Anorexia. Bulimia. Cutting. Depression. All are experiences that are becoming more and more common in young girls.
Although women have gained certain freedoms in the past century, we have become enslaved by insecurities that keep us consciously or unconsciously comparing ourselves to airbrushed and false images.
It is not uncommon to hear elementary-aged girls call themselves “fat” and attempt dieting. More girls are turning to self-injury as a means to cope.
“7 in 10 girls believe they are not good enough or do not measure up in some way including their looks, performance in school, and relationship with friends and family members.”
Before you say “not my daughter” consider this statistic: “7 in 10 girls believe they are not good enough or do not measure up in some way including their looks, performance in school, and relationship with friends and family members.” (Dove Research Council)
Nationwide, nearly 50% of young girls participate in harmful behaviors such as self-injury, food restriction and/or binging as a result of a low self worth or self image (Dove Research Council). We are losing the battle at empowering females. How do we turn the tides?

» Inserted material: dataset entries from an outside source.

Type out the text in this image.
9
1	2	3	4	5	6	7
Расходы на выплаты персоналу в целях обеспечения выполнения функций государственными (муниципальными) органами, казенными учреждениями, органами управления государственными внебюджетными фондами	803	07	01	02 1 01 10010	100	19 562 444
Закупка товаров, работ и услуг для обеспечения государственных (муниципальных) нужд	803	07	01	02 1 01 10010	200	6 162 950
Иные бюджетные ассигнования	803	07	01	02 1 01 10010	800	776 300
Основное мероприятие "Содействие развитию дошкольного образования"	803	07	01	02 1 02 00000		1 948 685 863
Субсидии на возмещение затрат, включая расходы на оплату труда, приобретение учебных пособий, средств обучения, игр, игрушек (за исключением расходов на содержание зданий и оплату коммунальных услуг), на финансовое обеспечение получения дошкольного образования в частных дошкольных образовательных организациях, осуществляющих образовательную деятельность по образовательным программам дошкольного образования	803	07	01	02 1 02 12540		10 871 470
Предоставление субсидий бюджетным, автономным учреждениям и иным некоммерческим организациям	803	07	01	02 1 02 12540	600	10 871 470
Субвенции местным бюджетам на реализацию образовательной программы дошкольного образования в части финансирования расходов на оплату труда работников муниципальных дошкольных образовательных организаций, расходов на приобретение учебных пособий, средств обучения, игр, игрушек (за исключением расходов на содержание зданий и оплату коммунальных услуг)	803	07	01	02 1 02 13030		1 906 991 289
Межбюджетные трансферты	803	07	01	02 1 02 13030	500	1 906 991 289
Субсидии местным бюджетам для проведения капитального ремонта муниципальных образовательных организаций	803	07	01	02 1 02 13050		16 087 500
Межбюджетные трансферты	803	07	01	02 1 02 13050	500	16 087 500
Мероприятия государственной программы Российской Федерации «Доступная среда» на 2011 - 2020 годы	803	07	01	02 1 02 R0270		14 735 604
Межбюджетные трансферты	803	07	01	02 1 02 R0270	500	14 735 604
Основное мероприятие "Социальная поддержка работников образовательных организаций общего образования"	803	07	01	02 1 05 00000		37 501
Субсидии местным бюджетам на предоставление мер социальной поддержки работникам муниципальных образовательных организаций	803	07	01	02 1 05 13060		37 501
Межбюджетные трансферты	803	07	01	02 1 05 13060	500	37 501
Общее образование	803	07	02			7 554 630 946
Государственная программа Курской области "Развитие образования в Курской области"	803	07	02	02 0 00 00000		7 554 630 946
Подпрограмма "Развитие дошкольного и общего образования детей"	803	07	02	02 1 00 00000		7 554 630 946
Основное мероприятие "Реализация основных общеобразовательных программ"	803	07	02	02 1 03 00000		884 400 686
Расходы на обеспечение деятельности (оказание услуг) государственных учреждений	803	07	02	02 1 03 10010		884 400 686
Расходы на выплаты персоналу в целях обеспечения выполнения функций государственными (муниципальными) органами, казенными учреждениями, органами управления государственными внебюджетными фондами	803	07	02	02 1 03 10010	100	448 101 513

1. Don’t focus on external traits. When talking to a girl, stop placing emphasis on her looks and the way she dresses. (Heard of the “thigh gap”? Your daughter probably has. Learn about this popular trend from, “What Your Teen Knows That You Need To Know: The Thigh Gap.“)

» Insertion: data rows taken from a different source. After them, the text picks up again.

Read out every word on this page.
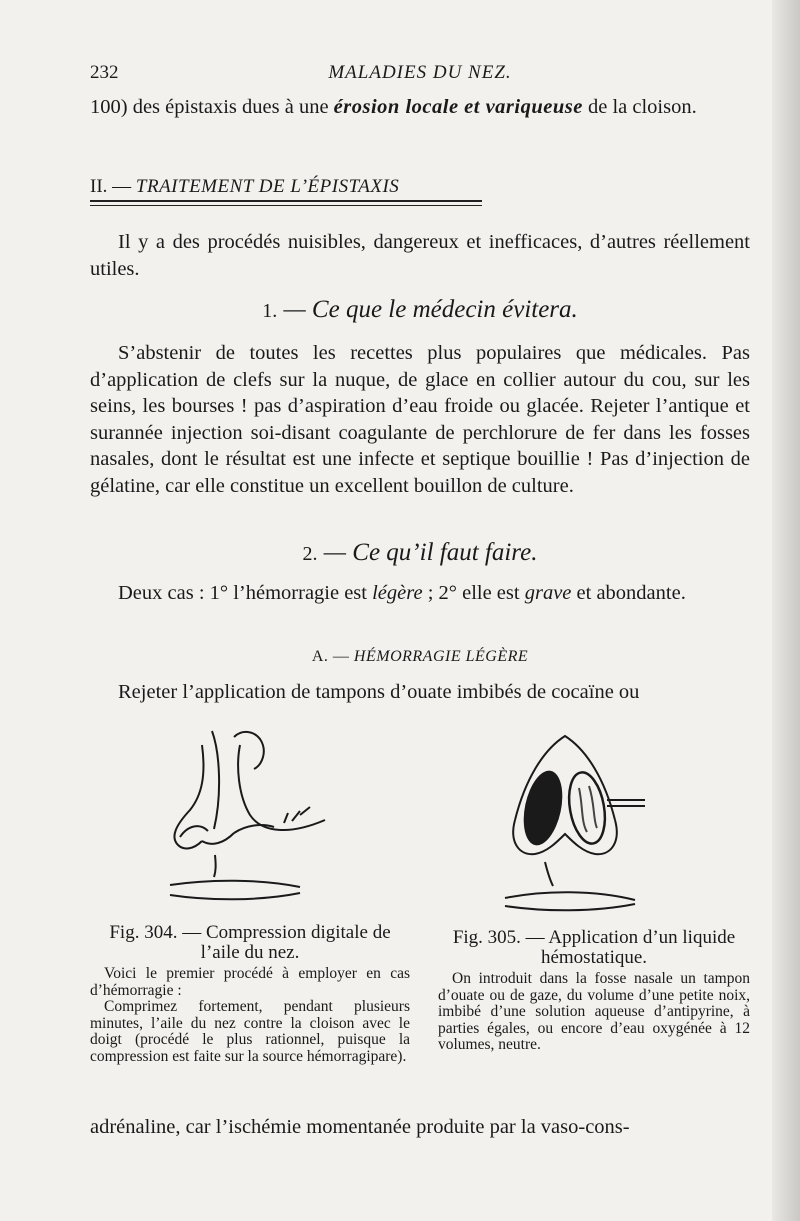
232	MALADIES DU NEZ.
100) des épistaxis dues à une érosion locale et variqueuse de la cloison.
II. — TRAITEMENT DE L’ÉPISTAXIS
Il y a des procédés nuisibles, dangereux et inefficaces, d’autres réellement utiles.
1. — Ce que le médecin évitera.
S’abstenir de toutes les recettes plus populaires que médicales. Pas d’application de clefs sur la nuque, de glace en collier autour du cou, sur les seins, les bourses ! pas d’aspiration d’eau froide ou glacée. Rejeter l’antique et surannée injection soi-disant coagulante de perchlorure de fer dans les fosses nasales, dont le résultat est une infecte et septique bouillie ! Pas d’injection de gélatine, car elle constitue un excellent bouillon de culture.
2. — Ce qu’il faut faire.
Deux cas : 1° l’hémorragie est légère ; 2° elle est grave et abondante.
A. — HÉMORRAGIE LÉGÈRE
Rejeter l’application de tampons d’ouate imbibés de cocaïne ou
Fig. 304. — Compression digitale de l’aile du nez.

Voici le premier procédé à employer en cas d’hémorragie :

Comprimez fortement, pendant plusieurs minutes, l’aile du nez contre la cloison avec le doigt (procédé le plus rationnel, puisque la compression est faite sur la source hémorragipare).

Fig. 305. — Application d’un liquide hémostatique.

On introduit dans la fosse nasale un tampon d’ouate ou de gaze, du volume d’une petite noix, imbibé d’une solution aqueuse d’antipyrine, à parties égales, ou encore d’eau oxygénée à 12 volumes, neutre.

adrénaline, car l’ischémie momentanée produite par la vaso-cons-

2. Do compliment her on her character. Is she generous? Adventurous? A leader?
3. Encourage her to develop her strength of character, rather than manipulate others through her good looks. Don’t let her physical beauty or “cuteness” be a reason for her to get away with being immoral. We don’t want to encourage girls to get out of traffic tickets by flirting with police officers. (Need some ideas on developing strength of character? Read “Three Unconventional Ways You Can Boost Your Confidence Today.”)
4. Challenge her to think for herself. Ask her specific questions about what she is learning. Show her you are interested in what she is learning.
5. Let her get dirty. How is a girl supposed to learn how physically strong she can be if she’s not allowed to climb a tree or play outside? Too often women focus physical activity or exercise on being “skinny” and miss out on the benefits and pride of being strong.
6. Don’t use words like “pretty” or “cute” to describe her artwork or design choices she has made. Instead tell her how you like her use of color in her picture or the composition. Engage her in a discussion about her artwork.
7. Teach her about women and girls who have made a difference in the world. Just think, girls are bombarded with TV and internet images of half-naked models much more than they learn about women who use their minds.
Which do you want your daughter to be? A woman who is able to use her mind to contribute to society, or a woman trapped in the vicious snares of constantly comparing her looks to other women? Examples include: Margaret Thatcher, Mother Teresa, Malala Yousafzai. (Malala is a Pakistani girl who was shot in the head by a Taliban gunman for believing that girls should get an education. She survived the shooting and has traveled the world speaking out about the importance of girls getting an education.)
Look at strong women from the Bible: Mary a teenaged girl chosen by God to carry Jesus; Deborah, a prophetess, judge, and woman warrior; Abigail, a woman who used her mind and diplomacy to prevent bloodshed; Esther, a woman who was able to save her people by becoming queen.
8. Don’t complain about your body or appearance in front of your daughter. Ever. Even if she is a toddler. Or an adult. What you say in front of your daughter is modeling behaviors that she learns from. (For more ideas on healthy body image, read “The Incredible Shrinking Body: A Commentary On Body Image & Our Culture.”)
Physical beauty fades. Sadly, we feed the air-brushed culture by buying into it with our minds and our own money.
Want to make a change? Stop buying it. It is the basic economic concept of supply and demand. If we stop buying it the media will be forced to change what it puts out there.
Stop feeding the culture with your money and start empowering the females in your life with your words. Ladies, imagine what would happen if we as a collective stopped wasting our energy and money on negative outlets and started applying them towards more meaningful ones! The change starts with you.